In my research on Frissell I have yet to discover the origins of its name. Please drop me a note if you know. I discovered that the area surrounding the mountain and nearby Lake Riga was once dotted with iron foundries. The ruins of one can be seen in this vintage photo postcard. The cannon used aboard the U.S.S. Constitution, or "Old Ironsides," was said to have been made in these parts.
Connecticut is unique among the 50 states in that its highest point is neither a summit nor the top of some other prominence but, rather, the spot on Frissell where it crosses the state line. Frissell’s summit actually lies just over the border, in Massachussetts. The highest point of Connecticut is instead the spot on Frissell's southern slope where the mountain crosses the state line at an elevation just a few dozen feet higher than the state’s tallest summit, which belongs to nearby Bear Mountain. A plaque on the old stone tower atop Bear Mountain proclaims that it marks the "highest ground" in the state.
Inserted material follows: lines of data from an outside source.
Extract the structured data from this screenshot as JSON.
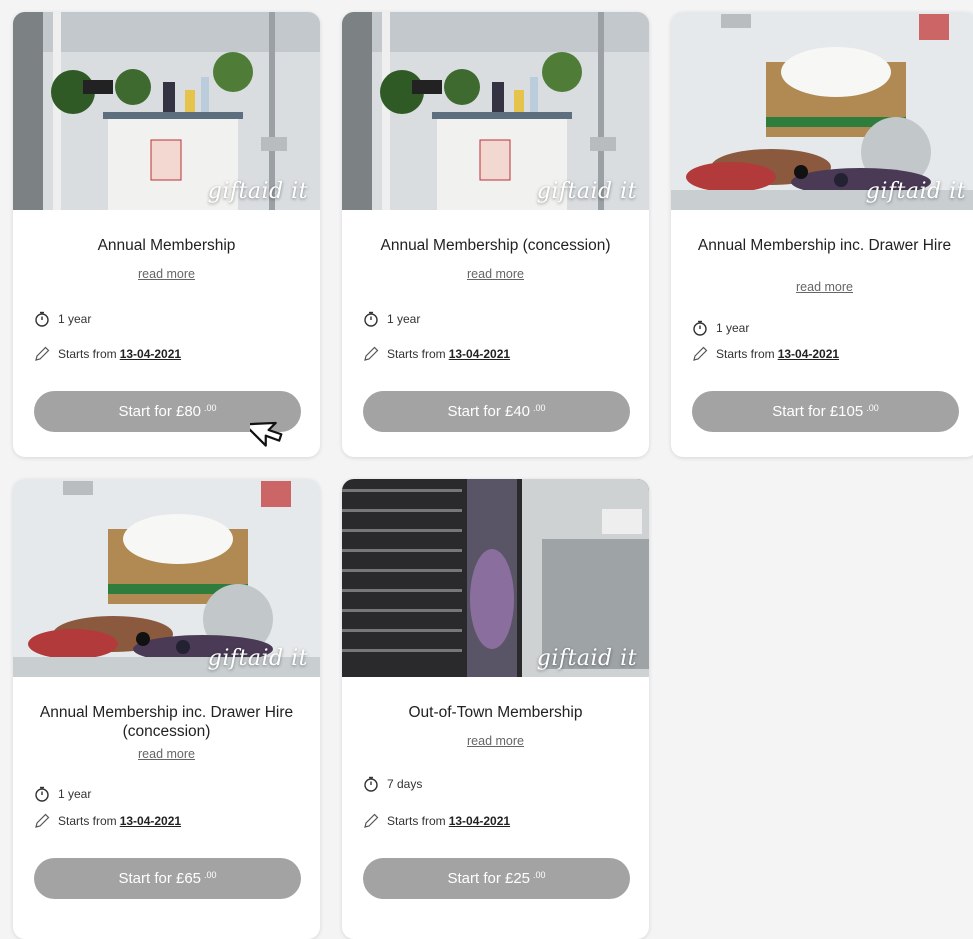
{
  "cards": [
    {
      "title": "Annual Membership",
      "read_more": "read more",
      "duration": "1 year",
      "starts_label": "Starts from",
      "start_date": "13-04-2021",
      "button": "Start for £80",
      "button_cents": ".00",
      "watermark": "giftaid it"
    },
    {
      "title": "Annual Membership (concession)",
      "read_more": "read more",
      "duration": "1 year",
      "starts_label": "Starts from",
      "start_date": "13-04-2021",
      "button": "Start for £40",
      "button_cents": ".00",
      "watermark": "giftaid it"
    },
    {
      "title": "Annual Membership inc. Drawer Hire",
      "read_more": "read more",
      "duration": "1 year",
      "starts_label": "Starts from",
      "start_date": "13-04-2021",
      "button": "Start for £105",
      "button_cents": ".00",
      "watermark": "giftaid it"
    },
    {
      "title": "Annual Membership inc. Drawer Hire (concession)",
      "read_more": "read more",
      "duration": "1 year",
      "starts_label": "Starts from",
      "start_date": "13-04-2021",
      "button": "Start for £65",
      "button_cents": ".00",
      "watermark": "giftaid it"
    },
    {
      "title": "Out-of-Town Membership",
      "read_more": "read more",
      "duration": "7 days",
      "starts_label": "Starts from",
      "start_date": "13-04-2021",
      "button": "Start for £25",
      "button_cents": ".00",
      "watermark": "giftaid it"
    }
  ],
  "colors": {
    "button": "#a3a3a3",
    "card": "#ffffff",
    "page": "#f4f4f5"
  },
  "icons": {
    "duration": "stopwatch-icon",
    "start": "pencil-icon",
    "cursor": "mouse-pointer-icon"
  }
}
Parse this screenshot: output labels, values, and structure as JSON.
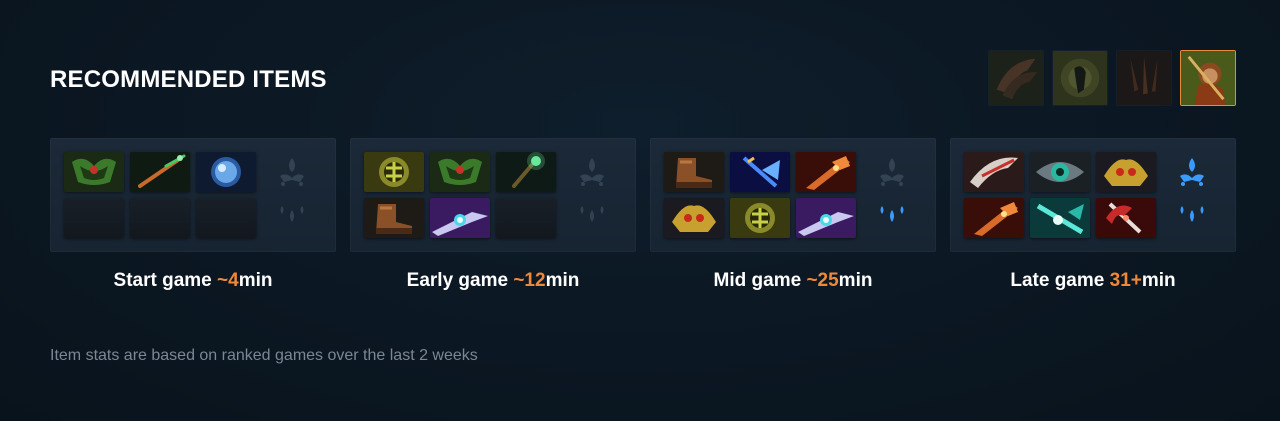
{
  "header": {
    "title": "RECOMMENDED ITEMS"
  },
  "hero_tabs": [
    {
      "icon": "facet-claw-icon",
      "active": false
    },
    {
      "icon": "facet-monkey-silhouette-icon",
      "active": false
    },
    {
      "icon": "facet-claw-dark-icon",
      "active": false
    },
    {
      "icon": "hero-monkey-king-icon",
      "active": true
    }
  ],
  "phases": [
    {
      "label": "Start game ",
      "time_value": "~4",
      "time_unit": "min",
      "items": [
        "wraith-band-icon",
        "faerie-fire-icon",
        "orb-icon",
        "empty",
        "empty",
        "empty"
      ],
      "neutral_tier": "dim"
    },
    {
      "label": "Early game ",
      "time_value": "~12",
      "time_unit": "min",
      "items": [
        "maelstrom-icon",
        "wraith-band-icon",
        "magic-wand-icon",
        "power-treads-icon",
        "diffusal-blade-icon",
        "empty"
      ],
      "neutral_tier": "dim"
    },
    {
      "label": "Mid game ",
      "time_value": "~25",
      "time_unit": "min",
      "items": [
        "power-treads-icon",
        "blue-scepter-icon",
        "desolator-icon",
        "sange-helm-icon",
        "maelstrom-icon",
        "diffusal-blade-icon"
      ],
      "neutral_tier": "half"
    },
    {
      "label": "Late game ",
      "time_value": "31+",
      "time_unit": "min",
      "items": [
        "battle-fury-icon",
        "eye-of-skadi-icon",
        "sange-helm-icon",
        "desolator-icon",
        "abyssal-blade-icon",
        "crimson-daedalus-icon"
      ],
      "neutral_tier": "full"
    }
  ],
  "footnote": "Item stats are based on ranked games over the last 2 weeks",
  "colors": {
    "accent": "#f0883a",
    "neutral_glow": "#3a9bff"
  }
}
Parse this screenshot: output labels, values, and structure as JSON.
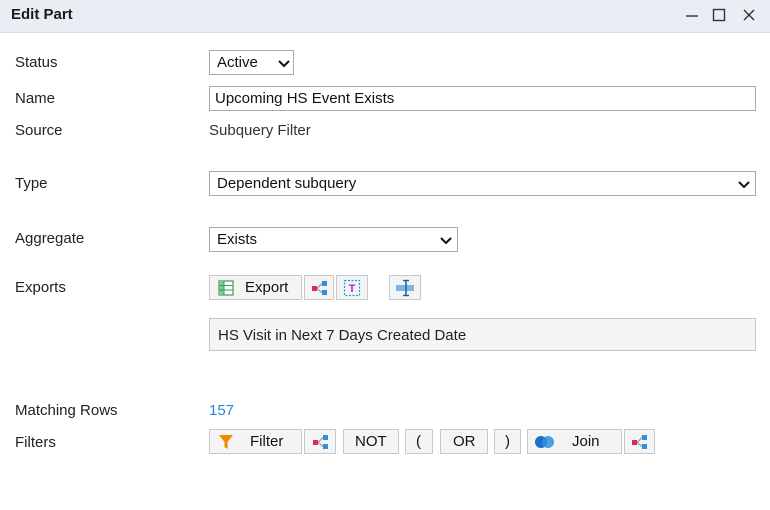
{
  "window": {
    "title": "Edit Part",
    "controls": [
      "minimize-icon",
      "maximize-icon",
      "close-icon"
    ]
  },
  "form": {
    "status": {
      "label": "Status",
      "value": "Active"
    },
    "name": {
      "label": "Name",
      "value": "Upcoming HS Event Exists"
    },
    "source": {
      "label": "Source",
      "value": "Subquery Filter"
    },
    "type": {
      "label": "Type",
      "value": "Dependent subquery"
    },
    "aggregate": {
      "label": "Aggregate",
      "value": "Exists"
    },
    "exports": {
      "label": "Exports",
      "export_label": "Export",
      "selected_export": "HS Visit in Next 7 Days Created Date"
    },
    "matching_rows": {
      "label": "Matching Rows",
      "value": "157"
    },
    "filters": {
      "label": "Filters",
      "filter_label": "Filter",
      "not_label": "NOT",
      "open_paren": "(",
      "or_label": "OR",
      "close_paren": ")",
      "join_label": "Join"
    }
  },
  "colors": {
    "titlebar": "#e9eef5",
    "link": "#2a86d1",
    "icon_magenta": "#e0207a",
    "icon_blue": "#2f8fe0",
    "filter_orange": "#f08a00"
  }
}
Yet another vintage postcard shows the tower on Bear in a somewhat idealized former state. The foundation of the pyramid today is more bedraggled but still a natural place to rest and have lunch, and the hike up Bear is, in my opinion, much nicer than the one up Frissell. Just mind the snakes.
My videos of Frissell are barely from the smartphone age and show it. I left them as is, without even my minimal amateur “editing” to tart them up.